Investing in ETFs – Historical performance
With the sharp increase in oil prices, is tempting to move some money to this commodity. Let’s look at a comparison between the ETF BNO ( United States Brent Oil Fund) and the SPY in the last 12 months.
Obviously, with the increase in the price of oil in the last months, plus a poor performance of the SPY since the beginning of 2018, you can be lead to draw wrong conclusions. First of all look at the volatility of BNO vs SPY: almost double. And then look that the same comparison in the last 36 months.
Source: ETF Replay
Auch! It even hurts just looking at it…
My take is simple:
If you’re an investor, who prefers to invest for the long run, you should focus:
- On having a diversified basket of stocks and bonds, for example through an ETF;
- Lowering the costs through low expense ratio funds;
- Keep it simple (one or two ETFs);
- Rebalance within a fixed period of time, or when the portfolio becomes too unbalanced.
And guess what?
If I invest my money in the SPY (SPDR S&P 500 Index) or VT (Vanguard FTSE Global All Cap), I will always have a portion of my money invested in the energy sector. Thus indirectly invested in commodities such as oil. Don’t complicate what is simple and easy.
With Vanguard Total World Stock ETF (VT), you are invested in approximately 8,000 holdings in over 47 countries, including both developed and emerging markets. Expense Ratio of 0.10%.
How much money in Oil & Gas? 5.8%, as of 04/20/2018.

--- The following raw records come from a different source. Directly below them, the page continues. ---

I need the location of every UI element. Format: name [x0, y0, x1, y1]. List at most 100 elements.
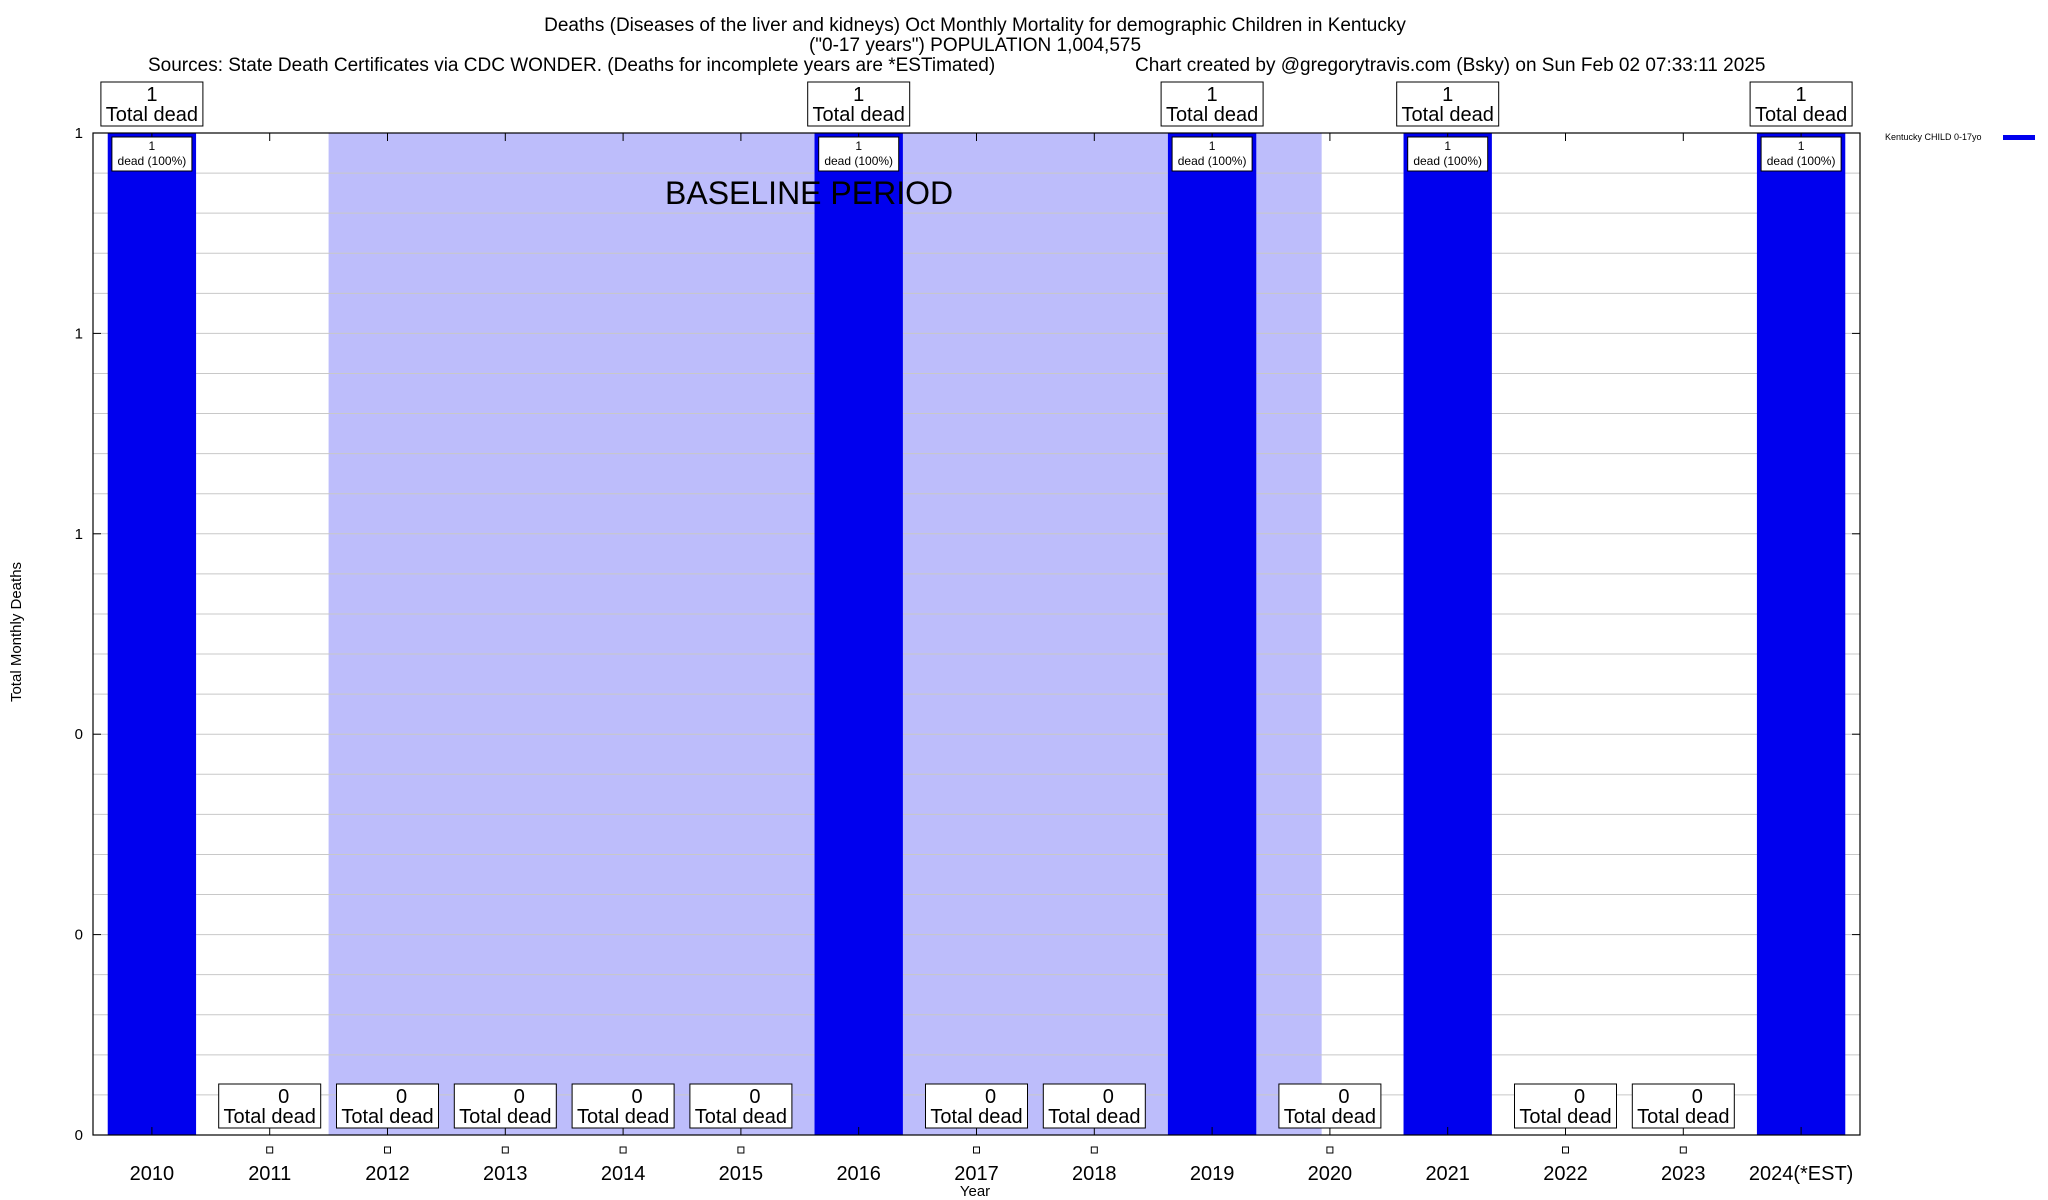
- total-label-text: Total dead: [577, 1106, 669, 1128]
- y-tick-label: 1: [75, 125, 83, 142]
- total-label-box: [807, 81, 911, 127]
- total-label-count: 0: [1338, 1086, 1349, 1108]
- x-tick-label: 2015: [719, 1163, 764, 1185]
- total-label-text: Total dead: [930, 1106, 1022, 1128]
- bar-label-count: 1: [1444, 139, 1451, 153]
- x-axis-ticks: 2010 2011 2012 2013 2014 2015 2016 2017 2018 2019…: [130, 133, 1854, 1185]
- total-label-box: [1749, 81, 1853, 127]
- total-label-count: 0: [396, 1086, 407, 1108]
- bar: [814, 133, 903, 1135]
- total-label-box: [1396, 81, 1500, 127]
- total-label-count: 0: [278, 1086, 289, 1108]
- x-tick-label: 2016: [836, 1163, 881, 1185]
- total-label-text: Total dead: [1048, 1106, 1140, 1128]
- chart-credit: Chart created by @gregorytravis.com (Bsk…: [1135, 55, 1765, 76]
- zero-marker: [619, 1146, 627, 1154]
- legend-swatch: [2003, 135, 2035, 140]
- x-tick-label: 2010: [130, 1163, 175, 1185]
- total-label-count: 1: [1207, 84, 1218, 106]
- zero-marker: [737, 1146, 745, 1154]
- bar-label-percent: dead (100%): [824, 154, 893, 168]
- total-label-count: 1: [1796, 84, 1807, 106]
- total-label-box: [689, 1083, 793, 1129]
- bar-label-count: 1: [149, 139, 156, 153]
- total-label-text: Total dead: [106, 104, 198, 126]
- total-label-count: 0: [632, 1086, 643, 1108]
- zero-marker: [266, 1146, 274, 1154]
- bars: [107, 133, 1846, 1135]
- total-label-count: 0: [1103, 1086, 1114, 1108]
- x-tick-label: 2017: [954, 1163, 999, 1185]
- bar-label-percent: dead (100%): [118, 154, 187, 168]
- total-label-box: [453, 1083, 557, 1129]
- bar: [1756, 133, 1846, 1135]
- y-tick-label: 1: [75, 325, 83, 342]
- total-label-text: Total dead: [1519, 1106, 1611, 1128]
- x-tick-label: 2013: [483, 1163, 528, 1185]
- chart-title-line2: ("0-17 years") POPULATION 1,004,575: [809, 35, 1141, 56]
- bar-label-box: [1407, 136, 1489, 172]
- gridlines: [93, 172, 1860, 1096]
- total-label-count: 0: [1692, 1086, 1703, 1108]
- x-tick-label: 2014: [601, 1163, 646, 1185]
- bar-label-box: [818, 136, 900, 172]
- total-label-text: Total dead: [459, 1106, 551, 1128]
- total-label-count: 0: [514, 1086, 525, 1108]
- legend-label: Kentucky CHILD 0-17yo: [1885, 132, 1982, 142]
- y-tick-label: 0: [75, 927, 83, 944]
- total-label-text: Total dead: [1755, 104, 1847, 126]
- zero-marker: [1679, 1146, 1687, 1154]
- bar-label-box: [111, 136, 193, 172]
- total-label-text: Total dead: [1284, 1106, 1376, 1128]
- total-label-count: 0: [749, 1086, 760, 1108]
- bar: [1403, 133, 1492, 1135]
- bar-label-count: 1: [1798, 139, 1805, 153]
- chart-sources: Sources: State Death Certificates via CD…: [148, 55, 995, 76]
- zero-marker: [1326, 1146, 1334, 1154]
- x-tick-label: 2024(*EST): [1749, 1163, 1854, 1185]
- legend: Kentucky CHILD 0-17yo: [1885, 132, 2035, 142]
- total-label-text: Total dead: [1166, 104, 1258, 126]
- total-label-count: 0: [985, 1086, 996, 1108]
- total-label-box: [1042, 1083, 1146, 1129]
- zero-marker: [1562, 1146, 1569, 1154]
- bar-label-box: [1171, 136, 1253, 172]
- total-label-box: [925, 1083, 1028, 1129]
- total-label-count: 0: [1574, 1086, 1585, 1108]
- total-label-box: [1160, 81, 1264, 127]
- bar: [1167, 133, 1257, 1135]
- y-axis-label: Total Monthly Deaths: [8, 562, 25, 702]
- total-label-count: 1: [1442, 84, 1453, 106]
- x-tick-label: 2019: [1190, 1163, 1235, 1185]
- bar-label-count: 1: [1209, 139, 1216, 153]
- baseline-period-label: BASELINE PERIOD: [665, 175, 953, 211]
- bar: [107, 133, 197, 1135]
- total-label-text: Total dead: [695, 1106, 787, 1128]
- x-tick-label: 2018: [1072, 1163, 1117, 1185]
- x-tick-label: 2021: [1425, 1163, 1470, 1185]
- bar-label-box: [1760, 136, 1842, 172]
- bar-label-percent: dead (100%): [1767, 154, 1836, 168]
- total-label-box: [571, 1083, 675, 1129]
- total-label-box: [336, 1083, 439, 1129]
- bar-label-count: 1: [855, 139, 862, 153]
- total-label-count: 1: [146, 84, 157, 106]
- x-tick-label: 2012: [365, 1163, 410, 1185]
- x-tick-label: 2022: [1543, 1163, 1588, 1185]
- total-label-count: 1: [853, 84, 864, 106]
- x-tick-label: 2011: [248, 1163, 291, 1185]
- total-label-box: [100, 81, 204, 127]
- total-label-text: Total dead: [813, 104, 905, 126]
- y-tick-label: 0: [75, 1127, 83, 1144]
- total-label-text: Total dead: [1402, 104, 1494, 126]
- x-axis-label: Year: [960, 1183, 990, 1200]
- bar-label-percent: dead (100%): [1178, 154, 1247, 168]
- zero-marker: [973, 1146, 980, 1154]
- y-tick-label: 1: [75, 526, 83, 543]
- y-tick-label: 0: [75, 726, 83, 743]
- total-label-box: [1514, 1083, 1617, 1129]
- total-label-text: Total dead: [224, 1106, 316, 1128]
- total-label-box: [218, 1083, 322, 1129]
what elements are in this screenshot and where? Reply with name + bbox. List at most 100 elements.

If you’re an investor who really wants to invest directly in oil/companies in the oil sector, then prepare yourself for a lot of volatility, the possibility of having strong competition in the coming years, and the risk that your investment return could be affected by an organization (such as OPEC), country, or even some geopolitical event.
This post is only for information and education purposes. It’s not financial advice or any kind of advice.
And you reader? What’s your opinion regarding oil? An asset worth investing, or too much risk/volatility for your taste?